Reading your Facebook messages stealthy

Hello everyone. I am back with a new handy trick today. As you can guess from the title itself this will allow you to see Facebook messages without getting flagged as seen. It may sound creepy but it might save your ass and you will thank me one day. This post is gonna be long. So, take a break, grab a cup of coffee and get ready!

Facebook Seen Image

You might be wondering that there are many applications out there that can do the same job. But if you are concerned about your privacy then you should not trust third party applications. I will show you the most possible ethical method to do something beneficial.

Lets discuss the cases.

Case 1: (You are not on Facebook messenger but your friend is)

In this case there is a bug. Whenever your friend sends you a message from messenger it automatically sets the status of the message as seen. I have reported it multiple times to Facebook but they haven’t resolved it yet. So there is nothing use of the trick as the status of the message will always be flagged as seen. To be safe better get messenger for your smart phone.

Case 2: (Rest possible combinations 😀 )

There are two ways in which we can access the data of Facebook. First one is the sweet normal way which provides a graphical user interface (GUI). The other one is through API (Application Programming Interface) that Facebook provides.

So, what is this API? It is nothing but a set of methods by which you can access the data (well limited data) of the system. Most of the popular systems provide API so that their data can be accessed more flexibly.

Facebook provides the Graph API. There are multiple nodes to which you can request for data. You can find the list of all nodes in the documentation provided by Facebook. Over the years there has been multiple versions of this API, the latest one being v2.5 as of now. To make you understand how this graph API works lets try an exercise to retrieve your basic information.

First Log In to Facebook. Then go to the Graph API explorer. You will see a console in which you can submit queries. By default you will see the input field contains “me?fields=id,name ” written.
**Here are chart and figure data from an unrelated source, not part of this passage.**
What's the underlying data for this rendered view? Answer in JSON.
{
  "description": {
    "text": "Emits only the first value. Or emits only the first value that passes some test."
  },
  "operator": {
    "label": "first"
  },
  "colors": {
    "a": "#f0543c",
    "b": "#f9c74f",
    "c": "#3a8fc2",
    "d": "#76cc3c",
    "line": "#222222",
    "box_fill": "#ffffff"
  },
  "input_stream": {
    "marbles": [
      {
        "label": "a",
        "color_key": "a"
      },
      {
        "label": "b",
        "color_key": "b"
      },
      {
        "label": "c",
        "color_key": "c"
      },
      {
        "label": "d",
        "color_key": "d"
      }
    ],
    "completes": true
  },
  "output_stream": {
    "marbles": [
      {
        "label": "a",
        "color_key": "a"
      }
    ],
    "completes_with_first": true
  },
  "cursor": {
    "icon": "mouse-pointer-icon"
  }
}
Just press the submit button and you will see a result in JSON (JavaScript Object Notation) format. JSON is a light-weight self describing data interchange format. There will be key value pairs like that in an object. You will get data of the id and name field of the node named me. You can also retrieve the information from following url

https://graph.facebook.com/me?access_token=YOUR_ACCESS_TOKEN

To get the access token click Get Token then Get User Access Token. Then a pop up will show where you have to click on the Get Access Token button. This grants us with the basic permission. Replace YOUR_ACCESS_TOKEN with access token in the graph API explorer. The access token is a random variable length long (~220 chars) string that is used for authorized API queries. It expires every hour and you have to regenerate it for API access. So now you can see the JSON response on the browser.

Note: A JSON response is not as pretty as it looks like. Generally you have to use a JSON formatting tool to achieve that. One handy tool that I have come across is the JSONView extension. It formats the JSON response there itself in the browser. It is available for Firefox as well as for Chrome(unofficial).

Now that you have became friends with the API lets access our inbox messages. To do so you have to query the inbox node. For this request, you need change the version number from v2.5 to v2.3. The inbox node query is no longer supported from v2.4 onward. Then you need to get the read_mailbox permissions. To do so click the Get Token button then Get User Access Token. A popup window will show up. Then check the read_mailbox option from the Extended Permissions tab. Lastly click Get Access Token button. The series of screenshots below will describe the process in case you are having any trouble.

api1

api2

api3

And the request URL will be

https://graph.facebook.com/me/inbox?access_token=YOUR_ACCESS_TOKEN

And you will see the conversations with your friends in JSON format. Let me guide you with the structure of the JSON response that you will get. On the top level there will be an array named data that will contain the objects for each thread of the messages. Search for a key named message and you will get the conversation located on every message key of the object array. Initially it will display the last 25 conversations and there will be a node named paging for the link to the older conversations. In this way you can access the whole conversation and if there are any unread messages it will also be shown here and those messages will not be flagged as seen.

I had reported this thing to Facebook and this was their reply:

fbReply

So, I thought why not make a tutorial for this. They have removed this feature in later versions but the brighter side is v2.3 is still available till July 8, 2017. So till then you can exploit this feature.

I have made a simple web interface named LAST 25 which will display the last 25 messages of the the last 25 friends contacted. You can find the source in my GitHub profile. Consider it as a Christmas gift from me. Just replace YOUR_ACCESS_TOKEN with the access token that you got from Graph API Explorer. I could have made a Facebook app for this but then you would have to log In to Facebook with your credentials and you would think twice before entering your password and judge me. So better make things clear. 😀

Now time for assumptions.

  1. You should be logged into Facebook.
  2. It will only display text messages. Other things like images, attachments  and stickers will be not displayed.
  3. It is for long messages. For Short messages you can peek from your notification bar in your smart phone.
  4. You should not query too frequently. I think there is a limit of  200 requests in a 60 minute window. After that they will block the request for a certain amount of time.

Thanks for your time. Merry Christmas!